Sigh... jawohl, mein Kapitan... but--how exactly are we going to convince anyone that you and I are the United Nations?"

"It's simple. We fly up to them, land, and I'll say, 'Hi, I'm Baron Mannheim with the United Nations. Give me that thing you have.' See? It's not rocket science."

"You can't go telling them you're Baron Mannheim! You're one of the most wanted criminals in the world!"

"Fine. I'll come up with a fake name."

"Like what."

"Um... uh... okay, I've got one--"

"Please don't make it Schmaron Schmannhiem again."

"Uh... look, it'll be fine if I use my real name..."

"I hate to keep repeating myself--have you figured out how we're going to restore the Fatherland? I mean for the first sixteen, seventeen years, when you said you were still ironing out the wrinkles, I was right there with you, but the last fourteen have really tested my faith."

"I really have to get to my swim, so I'll have to give you the nutshell version. We're going to blow up a nuclear submarine with the torpedoes on the U-Boat. Then the Russians and Americans will destroy each other and we waltz in and take over."

"Take over what? The world will be a pile of radioactive rubble."

"Yes, but two of the countries responsible for the fall of our dear
Fuhrer and his dream will have learned not to mess with us."

"Let's put that aside for a moment. We'll never sneak up on a modern nuclear submarine with our U-Boat."

"Which is exactly why I haven't ordered the plan into action yet."

"But their sonar technology is only going to improve. When do you plan to pull this off?"

"That's the part I'm still working on. My current plan involves a magical tracking device that tells us the location of every boat in the ocean to within eighteen inches."

"And where do we get this magical tracking device?"

"That's the other part I'm working on. Okay, I'm off for my swim.
Deutschland, Deutschland, uber alles..."
Batman intercepts Mannheim and the two have a battle that is much more evenly matched than one would expect in a fight between a guy who earlier in the story beat up a squad of Navy SEALs and a sixty-year-old man who just swam the length of an entire river carrying heavy machinery while in full scuba gear.

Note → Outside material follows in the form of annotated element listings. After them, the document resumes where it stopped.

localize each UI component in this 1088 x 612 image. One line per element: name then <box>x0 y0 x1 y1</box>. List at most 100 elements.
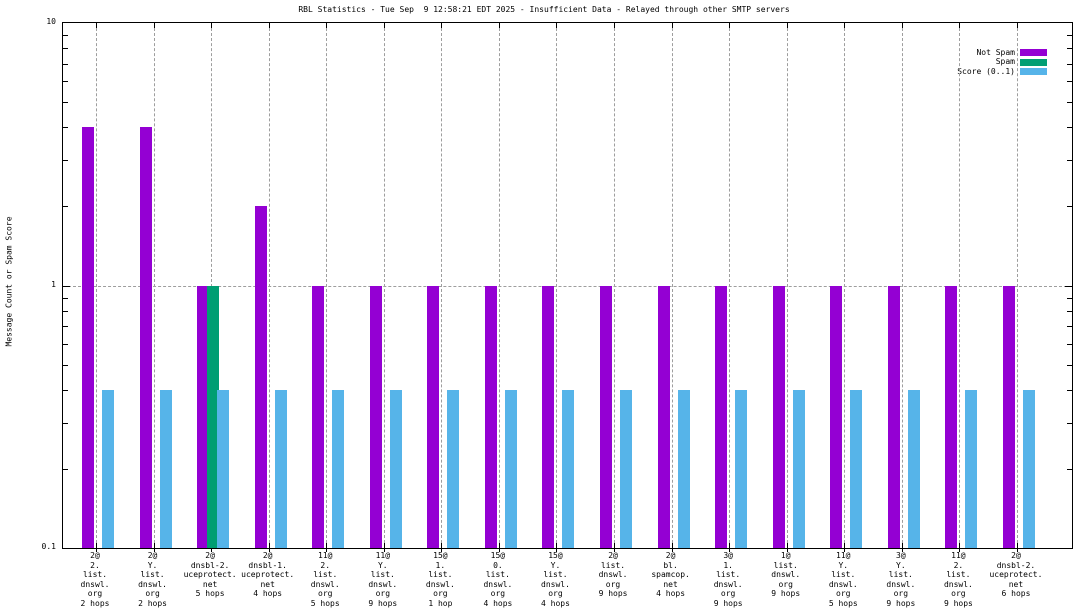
legend-entry-score: Score (0..1) <box>957 67 1047 77</box>
x-category-label: 2@ dnsbl-2. uceprotect. net 5 hops <box>183 551 237 599</box>
x-tick-bottom <box>844 543 846 552</box>
y-minor-tick-left <box>63 364 68 366</box>
x-category-label: 3@ Y. list. dnswl. org 9 hops <box>886 551 916 608</box>
x-tick-top <box>786 23 788 28</box>
bar-not-spam <box>772 285 785 548</box>
bar-score-0-1 <box>504 389 517 548</box>
bar-score-0-1 <box>217 389 230 548</box>
bar-score-0-1 <box>102 389 114 548</box>
y-minor-tick-right <box>1067 326 1072 328</box>
bar-score-0-1 <box>332 389 345 548</box>
x-tick-top <box>268 23 270 28</box>
x-tick-top <box>211 23 213 28</box>
bar-score-0-1 <box>850 389 863 548</box>
x-tick-bottom <box>786 543 788 552</box>
x-category-label: 2@ bl. spamcop. net 4 hops <box>651 551 690 599</box>
y-minor-tick-right <box>1067 206 1072 208</box>
plot-area: Not Spam Spam Score (0..1) <box>62 22 1073 552</box>
x-tick-bottom <box>383 543 385 552</box>
y-tick-label: 10 <box>46 17 56 26</box>
bar-score-0-1 <box>620 389 633 548</box>
x-tick-bottom <box>1016 543 1018 552</box>
x-tick-top <box>383 23 385 28</box>
y-minor-tick-right <box>1067 63 1072 65</box>
y-major-tick-left <box>63 285 70 287</box>
y-tick-label: 0.1 <box>41 542 56 551</box>
x-tick-bottom <box>268 543 270 552</box>
bar-score-0-1 <box>274 389 287 548</box>
x-category-label: 11@ Y. list. dnswl. org 9 hops <box>368 551 398 608</box>
x-tick-bottom <box>729 543 731 552</box>
x-category-label: 2@ 2. list. dnswl. org 2 hops <box>80 551 110 608</box>
x-tick-bottom <box>959 543 961 552</box>
y-minor-tick-right <box>1067 127 1072 129</box>
bar-score-0-1 <box>389 389 402 548</box>
x-tick-top <box>901 23 903 28</box>
x-tick-top <box>498 23 500 28</box>
x-tick-top <box>441 23 443 28</box>
x-category-label: 1@ list. dnswl. org 9 hops <box>771 551 801 599</box>
y-minor-tick-right <box>1067 81 1072 83</box>
y-minor-tick-right <box>1067 310 1072 312</box>
legend-swatch-spam <box>1020 58 1047 66</box>
bar-score-0-1 <box>1022 389 1035 548</box>
x-category-label: 2@ list. dnswl. org 9 hops <box>598 551 628 599</box>
x-tick-bottom <box>671 543 673 552</box>
y-minor-tick-right <box>1067 102 1072 104</box>
x-tick-top <box>729 23 731 28</box>
y-minor-tick-left <box>63 160 68 162</box>
x-tick-bottom <box>614 543 616 552</box>
bar-not-spam <box>139 127 152 548</box>
y-minor-tick-left <box>63 206 68 208</box>
y-minor-tick-right <box>1067 160 1072 162</box>
bar-not-spam <box>369 285 382 548</box>
bar-score-0-1 <box>965 389 978 548</box>
x-tick-top <box>614 23 616 28</box>
x-tick-top <box>671 23 673 28</box>
bar-score-0-1 <box>562 389 575 548</box>
bar-not-spam <box>427 285 440 548</box>
x-tick-bottom <box>326 543 328 552</box>
bar-not-spam <box>254 206 267 548</box>
y-minor-tick-left <box>63 389 68 391</box>
x-tick-top <box>556 23 558 28</box>
legend: Not Spam Spam Score (0..1) <box>957 48 1047 77</box>
x-tick-bottom <box>441 543 443 552</box>
x-tick-top <box>153 23 155 28</box>
y-minor-tick-left <box>63 326 68 328</box>
x-category-label: 11@ Y. list. dnswl. org 5 hops <box>828 551 858 608</box>
bar-score-0-1 <box>792 389 805 548</box>
chart-title: RBL Statistics - Tue Sep 9 12:58:21 EDT … <box>298 5 790 14</box>
x-category-label: 2@ dnsbl-1. uceprotect. net 4 hops <box>241 551 295 599</box>
x-tick-top <box>96 23 97 28</box>
legend-label-score: Score (0..1) <box>957 66 1015 76</box>
x-category-label: 15@ 0. list. dnswl. org 4 hops <box>483 551 513 608</box>
x-tick-bottom <box>96 543 97 552</box>
x-tick-bottom <box>498 543 500 552</box>
x-tick-bottom <box>901 543 903 552</box>
y-minor-tick-left <box>63 63 68 65</box>
y-minor-tick-right <box>1067 297 1072 299</box>
bar-score-0-1 <box>677 389 690 548</box>
bar-score-0-1 <box>907 389 920 548</box>
y-minor-tick-left <box>63 127 68 129</box>
bar-not-spam <box>82 127 94 548</box>
legend-entry-not-spam: Not Spam <box>957 48 1047 58</box>
bar-score-0-1 <box>735 389 748 548</box>
x-category-label: 11@ 2. list. dnswl. org 9 hops <box>943 551 973 608</box>
x-tick-top <box>1016 23 1018 28</box>
bar-not-spam <box>1002 285 1015 548</box>
bar-not-spam <box>830 285 843 548</box>
x-category-label: 11@ 2. list. dnswl. org 5 hops <box>310 551 340 608</box>
bar-not-spam <box>887 285 900 548</box>
x-category-label: 2@ Y. list. dnswl. org 2 hops <box>138 551 167 608</box>
y-minor-tick-left <box>63 297 68 299</box>
bar-not-spam <box>600 285 613 548</box>
y-minor-tick-right <box>1067 35 1072 36</box>
y-minor-tick-left <box>63 35 68 36</box>
bar-score-0-1 <box>447 389 460 548</box>
y-major-tick-right <box>1065 285 1072 287</box>
legend-label-not-spam: Not Spam <box>976 47 1015 57</box>
y-minor-tick-right <box>1067 468 1072 470</box>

Unfortunately for Batman--and the entire world for that matter--the U-Boat shows up and Mannheim's henchmen come to his rescue.
All seems lost. We're all as good as dead... and in the year of our bicentennial no less!

Then Aquaman shows up and hits the Nazis with a whale. The end.

Ye Olde Extra: Chris Sims has pointed out that a Jim Aparo-drawn Batman can punch you so hard your head will explode.

Just thought I'd point out even when he doesn't even give himself a break.